[GTALUG] ​Can the Internet exist without Linux? | ZDNet

Christopher Browne cbbrowne at gmail.com
Wed Jan 13 18:12:00 UTC 2016


On 13 January 2016 at 01:12, John Sellens <jsellens at syonex.com> wrote:
>
> On Wed, 2016/01/13 12:23:52AM -0500, Alvin Starr <alvin at netvel.net> wrote:
> | The problem that the early BSD variants faced was AT&T licensing.
> | If there was only BSD around it may have stayed closed for a long time
> | even to today.
> |
> | Eventually linux developed enough of a following that the value for
> | AT&T,SCO,Microsoft et al had no real value in trying to hold on to the
> | rights.
>
> I don't think that's a reasonable interpreation of the history.  BSDI and
> AT&T settled in 1994, at which point I think it was fair to say that
> proprietary UNIX still had significant value.  (Sun machines with Solaris
> were a huge part of the internet insfrastructure until the early 2000's -
> or later.)
>
>     https://en.wikipedia.org/wiki/Berkeley_Software_Design
>
>
> My personal opinion is that if linux didn't exist, FreeBSD would likely be
> dominant, and that things would be very similar to what we currently have.
>
>
> Cheers!

There were more systems than that, so I'm by no means certain that
it would have been FreeBSD that would have dominated, though I'd
keep it pretty high on the list.

I remember using MiNT (which was Atari ST-specific, standing for
MiNT is Not TOS), which was a POSIX-y environment back then.

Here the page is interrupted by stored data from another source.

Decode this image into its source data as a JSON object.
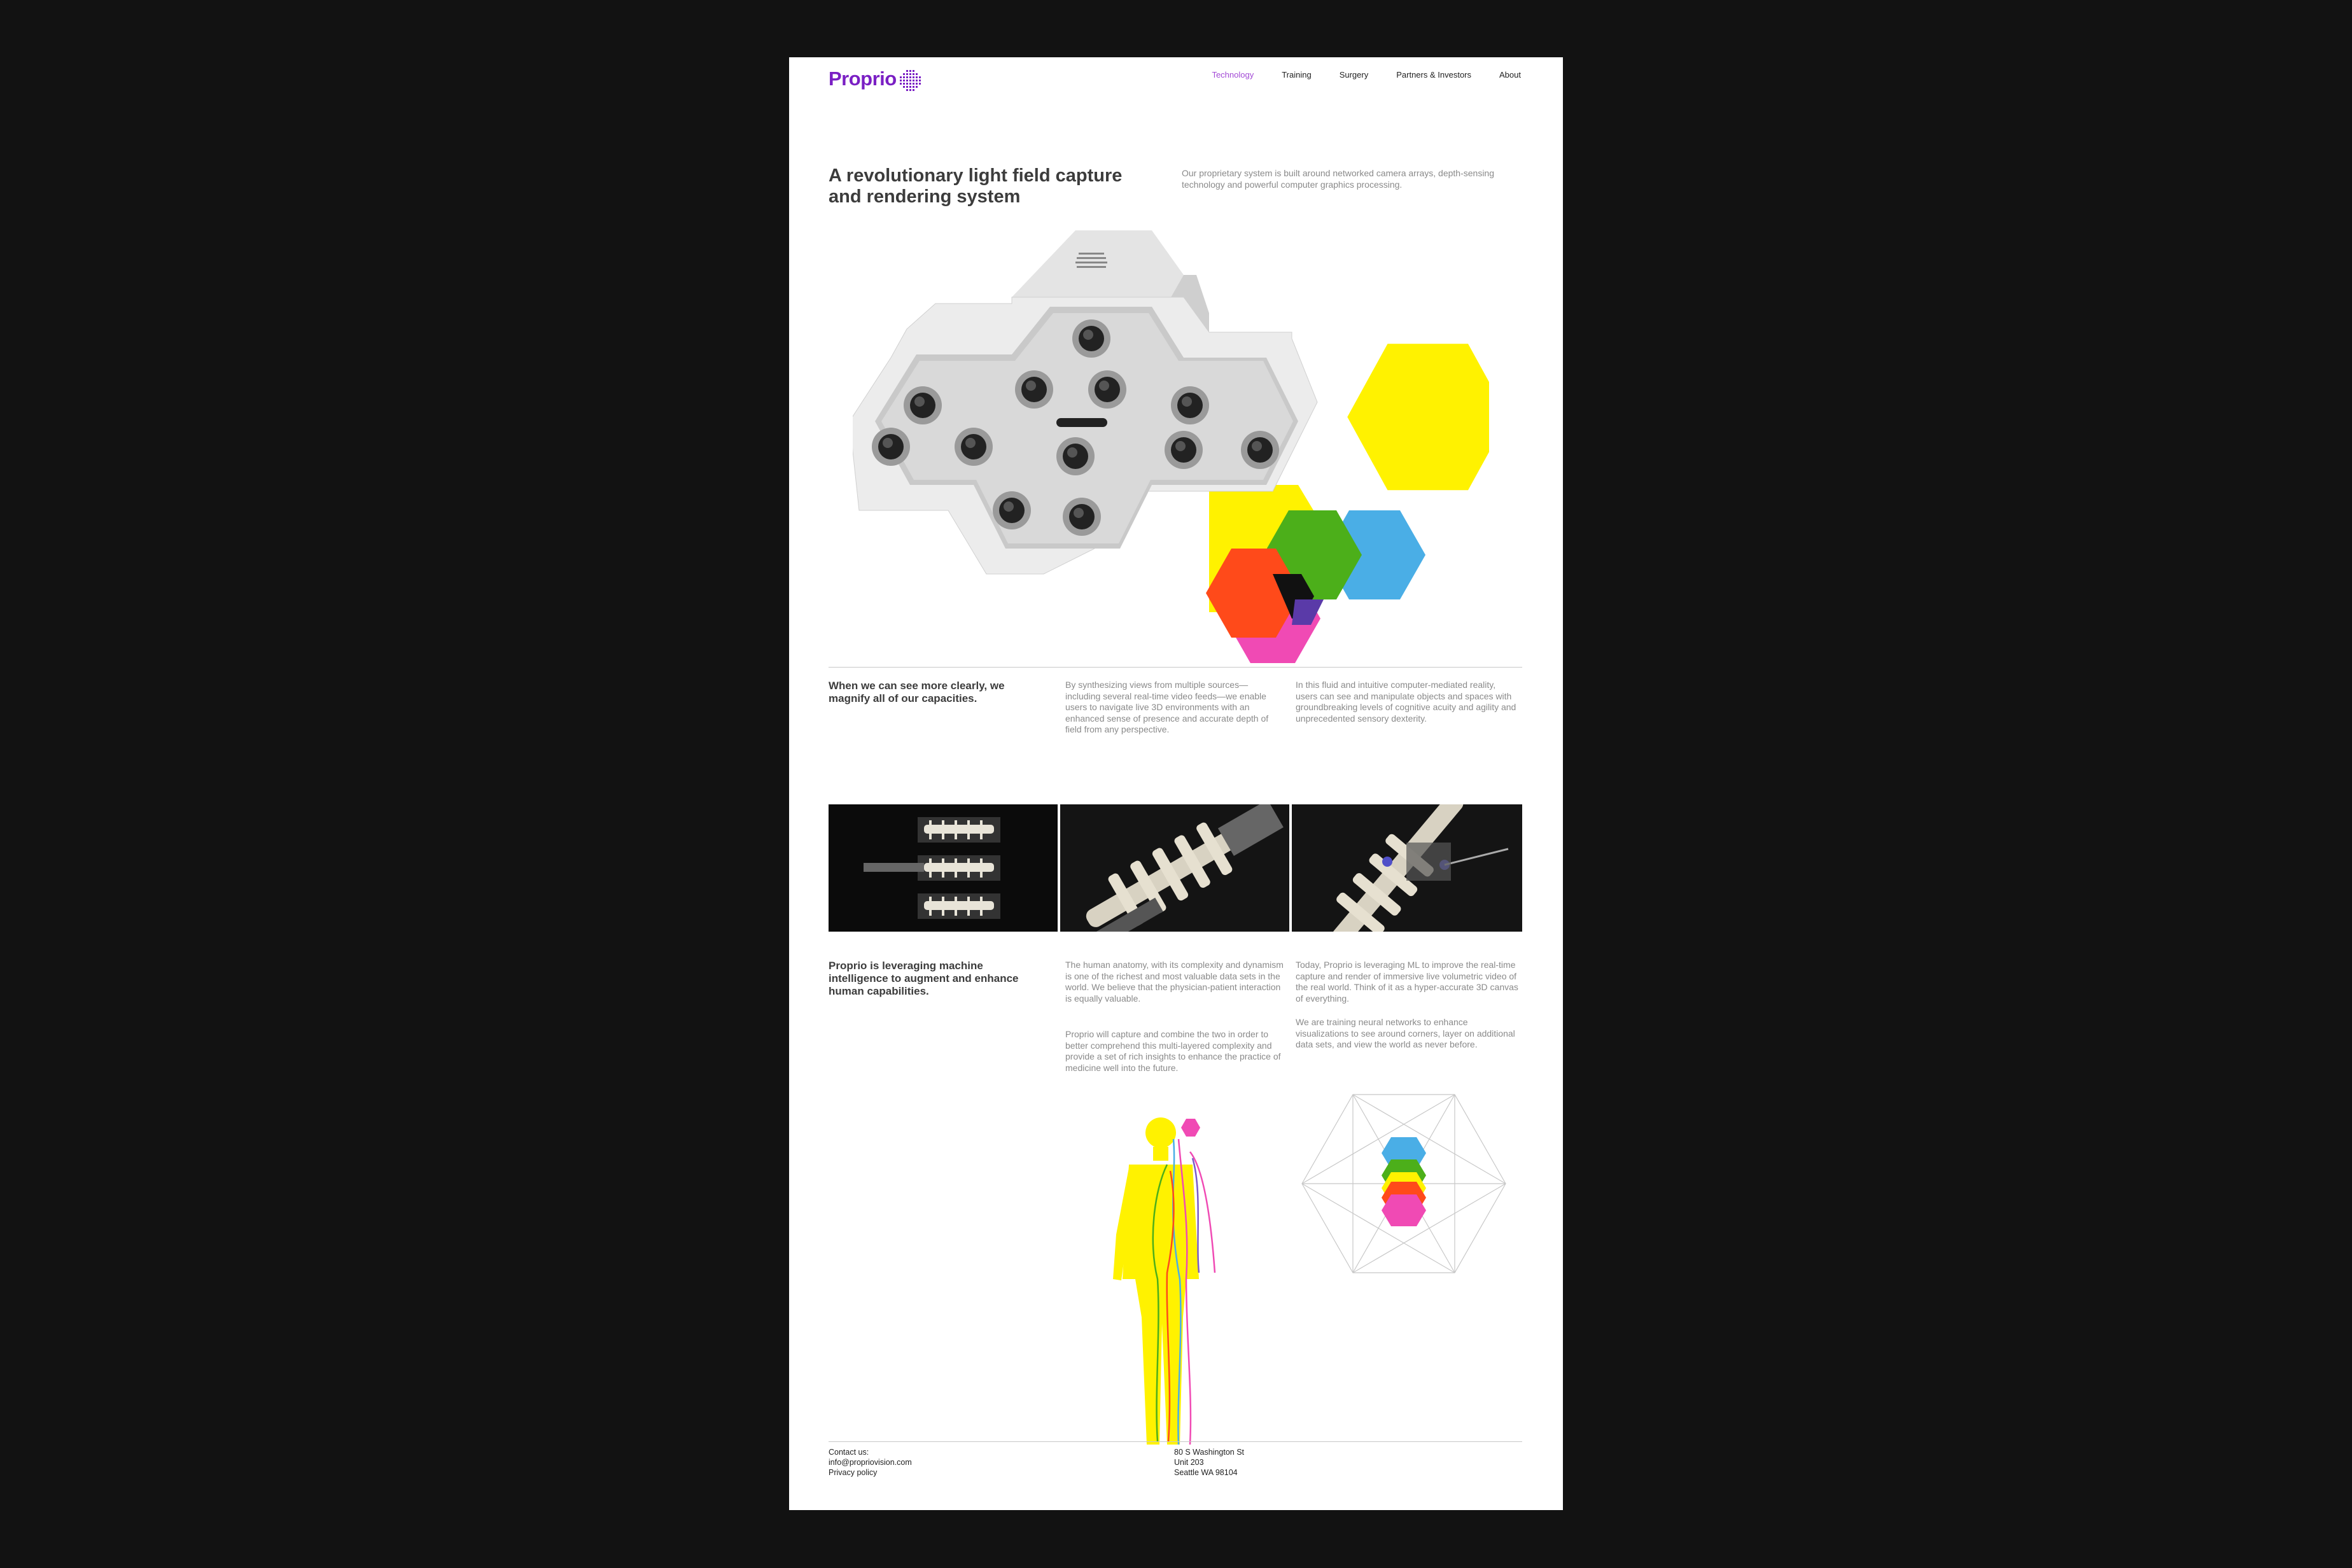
{
  "brand": {
    "name": "Proprio",
    "color": "#7a1fc4"
  },
  "nav": {
    "items": [
      "Technology",
      "Training",
      "Surgery",
      "Partners & Investors",
      "About"
    ],
    "active": "Technology",
    "active_color": "#a34ad6"
  },
  "hero": {
    "title": "A revolutionary light field capture and rendering system",
    "intro": "Our proprietary system is built around networked camera arrays, depth-sensing technology and powerful computer graphics processing."
  },
  "section1": {
    "heading": "When we can see more clearly, we magnify all of our capacities.",
    "col1": "By synthesizing views from multiple sources—including several real-time video feeds—we enable users to navigate live 3D environments with an enhanced sense of presence and accurate depth of field from any perspective.",
    "col2": "In this fluid and intuitive computer-mediated reality, users can see and manipulate objects and spaces with groundbreaking levels of cognitive acuity and agility and unprecedented sensory dexterity."
  },
  "gallery": {
    "images": [
      "spine-grid-render",
      "spine-model-render",
      "spine-surgical-render"
    ]
  },
  "section2": {
    "heading": "Proprio is leveraging machine intelligence to augment and enhance human capabilities.",
    "col1_p1": "The human anatomy, with its complexity and dynamism is one of the richest and most valuable data sets in the world. We believe that the physician-patient interaction is equally valuable.",
    "col1_p2": "Proprio will capture and combine the two in order to better comprehend this multi-layered complexity and provide a set of rich insights to enhance the practice of medicine well into the future.",
    "col2_p1": "Today, Proprio is leveraging ML to improve the real-time capture and render of immersive live volumetric video of the real world. Think of it as a hyper-accurate 3D canvas of everything.",
    "col2_p2": "We are training neural networks to enhance visualizations to see around corners, layer on additional data sets, and view the world as never before."
  },
  "colors": {
    "yellow": "#fff200",
    "green": "#4caf1a",
    "blue": "#4aaee6",
    "red": "#ff4a1a",
    "magenta": "#f04ab4",
    "purple": "#7a1fc4"
  },
  "footer": {
    "contact_label": "Contact us:",
    "email": "info@propriovision.com",
    "privacy": "Privacy policy",
    "address1": "80 S Washington St",
    "address2": "Unit 203",
    "address3": "Seattle WA 98104"
  }
}
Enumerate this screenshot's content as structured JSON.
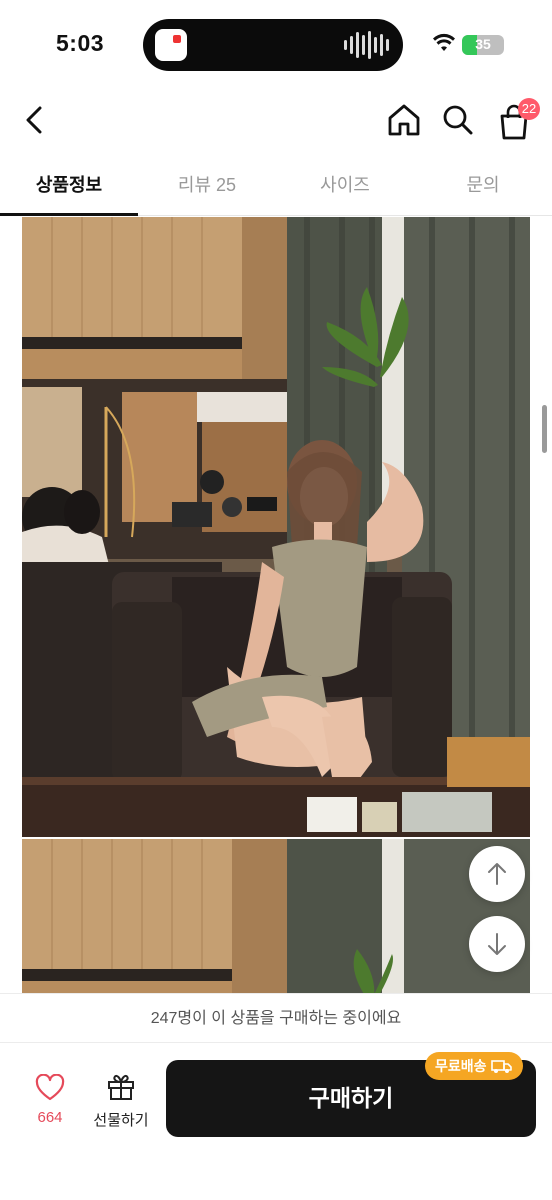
{
  "status_bar": {
    "time": "5:03",
    "battery_label": "35",
    "battery_level": 0.35
  },
  "header": {
    "cart_count": "22",
    "icons": [
      "back-icon",
      "home-icon",
      "search-icon",
      "cart-icon"
    ]
  },
  "tabs": [
    {
      "label": "상품정보",
      "active": true
    },
    {
      "label": "리뷰 25",
      "active": false
    },
    {
      "label": "사이즈",
      "active": false
    },
    {
      "label": "문의",
      "active": false
    }
  ],
  "buyers_notice": "247명이 이 상품을 구매하는 중이에요",
  "bottom_bar": {
    "like_count": "664",
    "gift_label": "선물하기",
    "buy_label": "구매하기",
    "free_shipping_label": "무료배송"
  },
  "colors": {
    "accent": "#151515",
    "like": "#e54a5a",
    "badge": "#ff5a6a",
    "free_shipping": "#f5a623"
  }
}
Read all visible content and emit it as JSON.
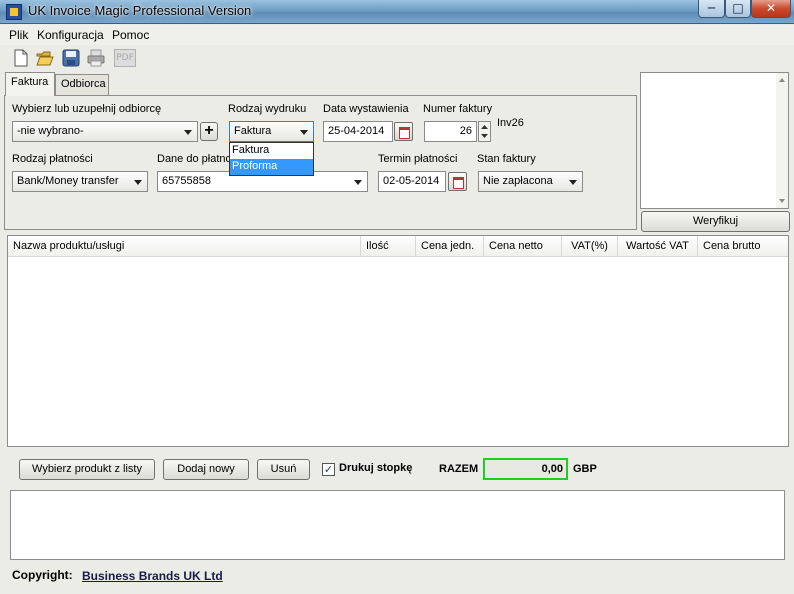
{
  "window": {
    "title": "UK Invoice Magic Professional Version",
    "icon": "app-icon",
    "min_label": "─",
    "max_label": "□",
    "close_label": "✕"
  },
  "menu": [
    "Plik",
    "Konfiguracja",
    "Pomoc"
  ],
  "toolbar": {
    "icons": [
      "new-document-icon",
      "open-folder-icon",
      "save-icon",
      "print-icon",
      "pdf-icon"
    ],
    "pdf_label": "PDF"
  },
  "tabs": [
    {
      "label": "Faktura",
      "active": true
    },
    {
      "label": "Odbiorca",
      "active": false
    }
  ],
  "form": {
    "recipient": {
      "label": "Wybierz lub uzupełnij odbiorcę",
      "value": "-nie wybrano-",
      "add_label": "+"
    },
    "print_type": {
      "label": "Rodzaj wydruku",
      "value": "Faktura",
      "options": [
        "Faktura",
        "Proforma"
      ],
      "highlighted": "Proforma"
    },
    "issue_date": {
      "label": "Data wystawienia",
      "value": "25-04-2014"
    },
    "invoice_number": {
      "label": "Numer faktury",
      "value": "26",
      "suffix": "Inv26"
    },
    "payment_type": {
      "label": "Rodzaj płatności",
      "value": "Bank/Money transfer"
    },
    "payment_data": {
      "label": "Dane do płatno",
      "value": "65755858"
    },
    "payment_due": {
      "label": "Termin płatności",
      "value": "02-05-2014"
    },
    "invoice_status": {
      "label": "Stan faktury",
      "value": "Nie zapłacona"
    }
  },
  "side_panel": {
    "verify_label": "Weryfikuj"
  },
  "table": {
    "columns": [
      "Nazwa produktu/usługi",
      "Ilość",
      "Cena jedn.",
      "Cena netto",
      "VAT(%)",
      "Wartość VAT",
      "Cena brutto"
    ],
    "rows": []
  },
  "bottom": {
    "choose_product_label": "Wybierz produkt z listy",
    "add_new_label": "Dodaj nowy",
    "delete_label": "Usuń",
    "print_footer_label": "Drukuj stopkę",
    "print_footer_checked": true,
    "total_label": "RAZEM",
    "total_value": "0,00",
    "currency": "GBP"
  },
  "footer": {
    "copyright_label": "Copyright:",
    "company": "Business Brands UK Ltd"
  },
  "colors": {
    "total_border": "#22cc22",
    "highlight": "#3399ff"
  }
}
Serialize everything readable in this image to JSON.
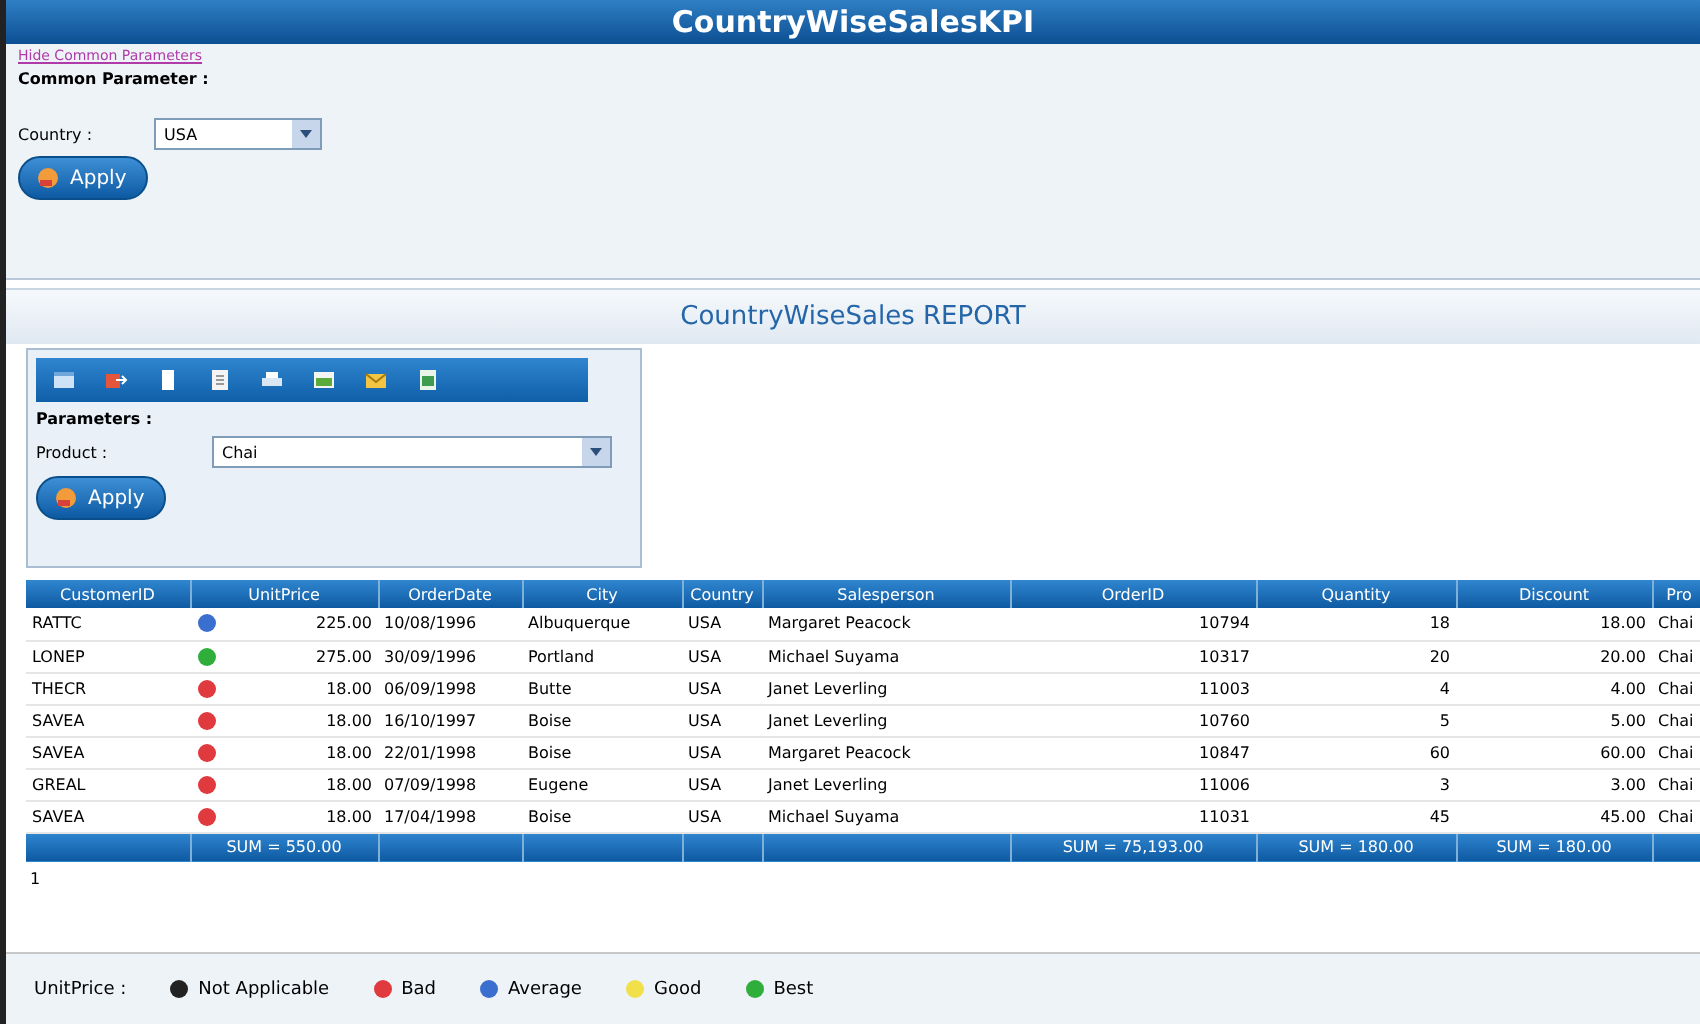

MINIX is what Linus Torvalds was most directly reacting to; had
Linux not emerged, people would have doubtless found MINIX more
interesting to hack on for longer.

BeOS was a later emerged development, but nevertheless, still
another of the UNIX-like systems that emerged in profusion.

I wouldn't have been shocked to see Mortice Kern Systems
have something emerge looking rather like a UNIX, based on
the MKS toolkit (which was once popular on MS-DOS).

Entertaining to quote from the Tanembaum/Torvalds feud:

"Of course 5  years from now that will be different,  but 5 years from
now  everyone  will  be  running  free  GNU on  their  200  MIPS,  64M
SPARCstation-5."  -- Andrew Tanenbaum, 1992.

(Where "free GNU" is presumably a reference to GNU Hurd.)

Some will remember QNX (which never was free, but it's
local-ish, and interesting), fewer will remember VSTa.
Mark Williams Company Coherent was a commercial Unix
clone that was pretty clearly pushed out of the market by Linux.
SCO used to be a big deal, back in the days when they
produced decent systems, rather than playing legal games.

My point isn't that any of these would individually have been
"most likely" as alternatives to Linux; the point is that there
really were a lot of would-be alternatives out there, and lots of
people working on different fragments of the "alternative Unix"
problem.

I find it highly believable that efforts would have coalesced
*somewhere* had the lawsuits relating to BSD kept up and
Linux not been around.
--
When confronted by a difficult problem, solve it by reducing it to the
question, "How would the Lone Ranger handle this?"